2024-07-23 11:48:26,456 INFO     [-] awx.main.wsrelay Starting producer for 10.240.0.206-job_events-126
2024-07-23 11:48:32,838 INFO     [-] awx.main.wsrelay Producer 10.240.0.206-schedules-changed has no subscribers, shutting down.

After 6 minutes when the job actually started the logs are

2024-07-23 11:49:52,947 INFO     [cca6366412624da2aeb28ac39499755b] awx.analytics.job_lifecycle job-126 work unit id received {"type": "job", "task_id": 126, "state": "work_unit_id_received", "work_unit_id": "LT8o06Un", "task_name": "xxx"}
2024-07-23 11:49:53,014 INFO     [cca6366412624da2aeb28ac39499755b] awx.analytics.job_lifecycle job-126 work unit id assigned {"type": "job", "task_id": 126, "state": "work_unit_id_assigned", "work_unit_id": "LT8o06Un", "task_name": "xxx"}

Weird.
About pods logs, I was talking about the pod that is deployed when you job is launched, not the awx-tasks pod.
Are you using a “central” AWX or do you have a multi node design ?
Else, does your job need to download everytime Execution Environment ?
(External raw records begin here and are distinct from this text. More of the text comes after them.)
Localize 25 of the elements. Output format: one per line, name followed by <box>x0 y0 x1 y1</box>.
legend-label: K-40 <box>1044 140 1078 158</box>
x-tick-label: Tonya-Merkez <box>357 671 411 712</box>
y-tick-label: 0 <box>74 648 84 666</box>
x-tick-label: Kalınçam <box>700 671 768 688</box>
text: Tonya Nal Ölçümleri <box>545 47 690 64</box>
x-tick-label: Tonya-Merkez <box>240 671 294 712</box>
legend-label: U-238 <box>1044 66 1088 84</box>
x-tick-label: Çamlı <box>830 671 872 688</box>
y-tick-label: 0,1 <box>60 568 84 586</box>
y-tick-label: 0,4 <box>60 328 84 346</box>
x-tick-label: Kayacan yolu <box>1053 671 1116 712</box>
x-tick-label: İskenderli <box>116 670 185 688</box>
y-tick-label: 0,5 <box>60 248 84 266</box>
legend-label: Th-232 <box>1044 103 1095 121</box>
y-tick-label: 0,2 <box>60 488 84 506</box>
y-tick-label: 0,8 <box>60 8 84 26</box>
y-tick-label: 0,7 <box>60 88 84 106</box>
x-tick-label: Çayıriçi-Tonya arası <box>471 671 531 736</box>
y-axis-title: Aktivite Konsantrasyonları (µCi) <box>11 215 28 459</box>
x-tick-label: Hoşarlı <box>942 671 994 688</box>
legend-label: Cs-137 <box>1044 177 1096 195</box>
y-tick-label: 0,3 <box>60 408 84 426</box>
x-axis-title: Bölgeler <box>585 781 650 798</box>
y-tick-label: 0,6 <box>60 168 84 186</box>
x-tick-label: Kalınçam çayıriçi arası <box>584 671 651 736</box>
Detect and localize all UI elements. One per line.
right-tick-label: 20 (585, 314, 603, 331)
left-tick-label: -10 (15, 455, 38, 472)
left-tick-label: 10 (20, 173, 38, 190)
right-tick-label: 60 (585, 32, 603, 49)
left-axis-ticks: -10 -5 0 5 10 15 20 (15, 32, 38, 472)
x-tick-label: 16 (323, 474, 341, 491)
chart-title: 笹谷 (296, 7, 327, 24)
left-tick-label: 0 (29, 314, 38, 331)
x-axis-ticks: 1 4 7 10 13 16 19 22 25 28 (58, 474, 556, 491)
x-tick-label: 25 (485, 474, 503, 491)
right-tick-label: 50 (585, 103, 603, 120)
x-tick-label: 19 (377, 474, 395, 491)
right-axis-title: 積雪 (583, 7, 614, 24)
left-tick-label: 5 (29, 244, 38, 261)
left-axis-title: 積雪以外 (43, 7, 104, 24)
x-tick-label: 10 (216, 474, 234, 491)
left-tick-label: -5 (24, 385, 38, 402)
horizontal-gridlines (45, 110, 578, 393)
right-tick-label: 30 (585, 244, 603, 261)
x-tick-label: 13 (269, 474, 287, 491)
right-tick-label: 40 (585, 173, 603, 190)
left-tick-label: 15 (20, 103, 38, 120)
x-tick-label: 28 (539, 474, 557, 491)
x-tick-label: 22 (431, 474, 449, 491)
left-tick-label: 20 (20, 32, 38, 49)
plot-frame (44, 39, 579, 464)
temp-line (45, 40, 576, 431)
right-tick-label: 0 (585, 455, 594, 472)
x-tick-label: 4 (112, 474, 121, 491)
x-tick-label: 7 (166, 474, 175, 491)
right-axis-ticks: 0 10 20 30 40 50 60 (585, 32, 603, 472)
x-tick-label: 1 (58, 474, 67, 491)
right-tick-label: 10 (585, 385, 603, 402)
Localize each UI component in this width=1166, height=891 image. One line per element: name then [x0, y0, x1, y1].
Maybe this link may help you ? Missing job output and log lines (Task was destroyed but it is pending!) · Issue #14158 · ansible/awx · GitHub

Hmm there is one strange thing that I notice. With this version of awx, I don’t have an automation pod running when the job is started. Is this something specific with the version?
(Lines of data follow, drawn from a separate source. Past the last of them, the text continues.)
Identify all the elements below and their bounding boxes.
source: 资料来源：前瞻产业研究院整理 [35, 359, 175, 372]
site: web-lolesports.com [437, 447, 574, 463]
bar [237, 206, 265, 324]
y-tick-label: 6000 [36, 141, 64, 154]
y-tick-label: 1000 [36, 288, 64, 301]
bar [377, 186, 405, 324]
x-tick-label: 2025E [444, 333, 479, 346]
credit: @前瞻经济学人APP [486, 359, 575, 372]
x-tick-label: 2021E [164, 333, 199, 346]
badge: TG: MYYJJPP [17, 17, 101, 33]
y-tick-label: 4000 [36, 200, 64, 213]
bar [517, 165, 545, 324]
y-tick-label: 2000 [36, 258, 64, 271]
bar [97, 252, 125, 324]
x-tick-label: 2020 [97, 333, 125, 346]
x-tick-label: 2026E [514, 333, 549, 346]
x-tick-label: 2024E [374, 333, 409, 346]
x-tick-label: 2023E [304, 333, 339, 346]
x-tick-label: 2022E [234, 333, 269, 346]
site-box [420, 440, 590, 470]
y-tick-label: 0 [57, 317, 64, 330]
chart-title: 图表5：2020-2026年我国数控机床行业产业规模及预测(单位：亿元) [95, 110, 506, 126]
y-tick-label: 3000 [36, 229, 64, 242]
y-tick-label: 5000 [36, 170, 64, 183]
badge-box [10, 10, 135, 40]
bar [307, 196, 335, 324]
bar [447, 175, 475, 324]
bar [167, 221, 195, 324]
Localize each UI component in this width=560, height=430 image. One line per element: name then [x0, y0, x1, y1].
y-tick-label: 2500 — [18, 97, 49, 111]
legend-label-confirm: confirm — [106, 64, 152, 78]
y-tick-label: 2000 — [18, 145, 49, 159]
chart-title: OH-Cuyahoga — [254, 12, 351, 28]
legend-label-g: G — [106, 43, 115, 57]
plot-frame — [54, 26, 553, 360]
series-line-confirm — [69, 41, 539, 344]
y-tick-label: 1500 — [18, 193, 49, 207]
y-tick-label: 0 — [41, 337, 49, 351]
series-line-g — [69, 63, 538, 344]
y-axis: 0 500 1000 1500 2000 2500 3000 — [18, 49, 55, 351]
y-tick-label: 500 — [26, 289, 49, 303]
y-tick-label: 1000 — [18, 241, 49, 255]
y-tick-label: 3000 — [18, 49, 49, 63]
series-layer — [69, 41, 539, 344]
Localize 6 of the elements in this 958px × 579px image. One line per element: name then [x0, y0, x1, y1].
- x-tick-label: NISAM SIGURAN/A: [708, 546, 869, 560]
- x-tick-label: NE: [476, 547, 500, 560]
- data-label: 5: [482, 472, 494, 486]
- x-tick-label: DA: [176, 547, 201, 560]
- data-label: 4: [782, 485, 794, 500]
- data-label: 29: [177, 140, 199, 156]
awx-migration-24.4.0-8s6pf                         0/1     Completed   0             56d
awx-operator-controller-manager-6867869bb-5mxr6    2/2     Running     5 (17d ago)   56d
awx-postgres-15-0                                  1/1     Running     0             56d
awx-task-6f667f7686-9f6gt                          4/4     Running     0             40d
awx-web-5dbb7c9bc5-98bvk                           3/3     Running     0             40d

Could you send a screenshot of Administration> Topology View ?
It seems you got a multi nodes design isn’t it ?

This is the topology view

Hi Manu,
Almost certainly, you just have a large project dir, see here: https://groups.google.com/g/awx-project/c/EslXf4E9Z5M

to quote:

AWX is building up the private data dir. In this period of time it copies over project files, playbook variables, and inventory hosts file over to a temporary directory (located on /tmp). It then zips up this directory and submits it to receptor, and then receptor spins up the automation job pod and starts running the playbook.

I had a project dir with some installer files in it which bloated it out to 1.4 GB, so to zip this up and then unzip it into a /tmp dir was wasting several minutes, while AWX looks like it is sittng there doing nothing.

As soon as i shrunk project dir, jobs launch within 10 seconds or so.

1 Like

Oh, and I’m pretty sure you DO have an automation pod - but it does not get created until the zip/transfer/unzip is done. And then it will run and exit probably pretty quicky, so it is easy to miss.